“Men Threshing Grain,” an agricultural scene from Watauga County in the late 1800s. Courtesy of the archives of the Historic Boone society, Watauga County Public Library and DigitalNC.org.
February 27, 1890
“Edison’s Inventions,” a front-page feature in this week’s edition of the Watauga Democrat, began, “‘Do you know.’ asked a well(-)posted man of a group of citizens today, “how many patents that man Edison, we are all talking about, has secured?’ ‘A dozen,” one man answered; ten or fifteen, answered another.’ ‘Just 498,’ was the reply, ‘He has 131 patents in telegraphy alone. He has 180 patents in electric lights; 32 patents on telephones; 8 patents on electric railroads; 21 patents on the phonograph; 4 patents on ore milling and 73 miscellaneous patents. Besides all that, he has 300 applications for patents on all sorts of things now pending.'” Continued the anonymous commentator in this article, “[t]here is perhaps no living man so well posted on electric affairs as Mr. Edison. What he does not know about the world of electricity is not worth knowing;” and, on another topic, “[t]alking in telephones, he says the longest distanced telephone is 750 miles, between Portland, Me. [Maine] and Buffalo, N.Y..” The article also noted that, “[t]here are 170,000 miles of telephone wire in the United States, over which 55,000 messages are sent daily, and there are over 800,000 telephones in use. Two hundred and fifty thousand persons are employed in the United States in business solely depending on electricity.”
“We are now trying to fix up the streets in our town,” reported a short article in the Local News section, “but it is rather a discouraging undertaking, when the streets are covered with hogs.” Exclaimed the author,”Oh! for the stock law,” apparently a reference to a wished-for (or existent, but not enforced) regulation of livestock roaming within town limits.
February 24, 1936
“New Ordinance Places Annual Levy on Taxis,” a banner front-page headline this week, introduced an article which relayed that, “[a]n ordinance passed by the city commissioners at their last meeting provides for the collection of $50 a year for each automobile operated in the city as a taxicab; and also levies a license fee of $25 on each truck used for hire.” Continued the item, “[i]n addition each taxicab owner is required to furnish a $10,000 policy on his car to protect passengers and property of others.”
“‘Briar Hopper Boys to Appear Saturday,” announced another headline. “The Briar Hopper Boys, whose musical renditions over radio station WBT have brought them national fame, are scheduled to appear in concert at the courthouse here Saturday evening at 8 o’clock. A second performance starts at 9 o’clock.” Noted the newspaper, “[t]he program is being sponsored by the Boone high school and the proceeds from a small admission charge will be used to aid the junior class in financing the junior-senior reception.

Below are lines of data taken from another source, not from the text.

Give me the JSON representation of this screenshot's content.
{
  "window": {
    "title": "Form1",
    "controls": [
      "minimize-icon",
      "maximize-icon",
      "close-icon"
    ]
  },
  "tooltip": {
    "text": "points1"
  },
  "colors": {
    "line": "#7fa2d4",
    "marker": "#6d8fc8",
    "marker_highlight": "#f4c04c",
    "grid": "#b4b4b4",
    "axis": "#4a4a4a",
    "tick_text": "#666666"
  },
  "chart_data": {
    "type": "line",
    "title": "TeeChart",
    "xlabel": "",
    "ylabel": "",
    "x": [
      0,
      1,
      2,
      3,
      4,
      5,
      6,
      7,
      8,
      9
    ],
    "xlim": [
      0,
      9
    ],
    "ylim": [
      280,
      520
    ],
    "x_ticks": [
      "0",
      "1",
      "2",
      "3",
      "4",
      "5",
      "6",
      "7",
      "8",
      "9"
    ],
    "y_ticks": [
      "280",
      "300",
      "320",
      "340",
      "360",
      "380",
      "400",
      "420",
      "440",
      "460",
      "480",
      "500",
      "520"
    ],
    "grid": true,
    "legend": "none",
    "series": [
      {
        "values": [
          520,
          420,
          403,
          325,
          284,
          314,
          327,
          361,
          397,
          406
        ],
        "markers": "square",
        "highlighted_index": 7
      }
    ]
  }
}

Tickets will be on sale by students and later in the week at the Carolina Pharmacy.”
“$25,000 Allotted to Local College” announced that “George W. Coan, Junior, state WPA [Works Progress Administration] administrator, announced that $26,0010.13 had been allocated to Appalachian State Teachers College for the construction of six residences on the campus of the institution.” The new buildings were to be “modernly constructed from native stone,” and would consist of nine rooms each, for use by college faculty.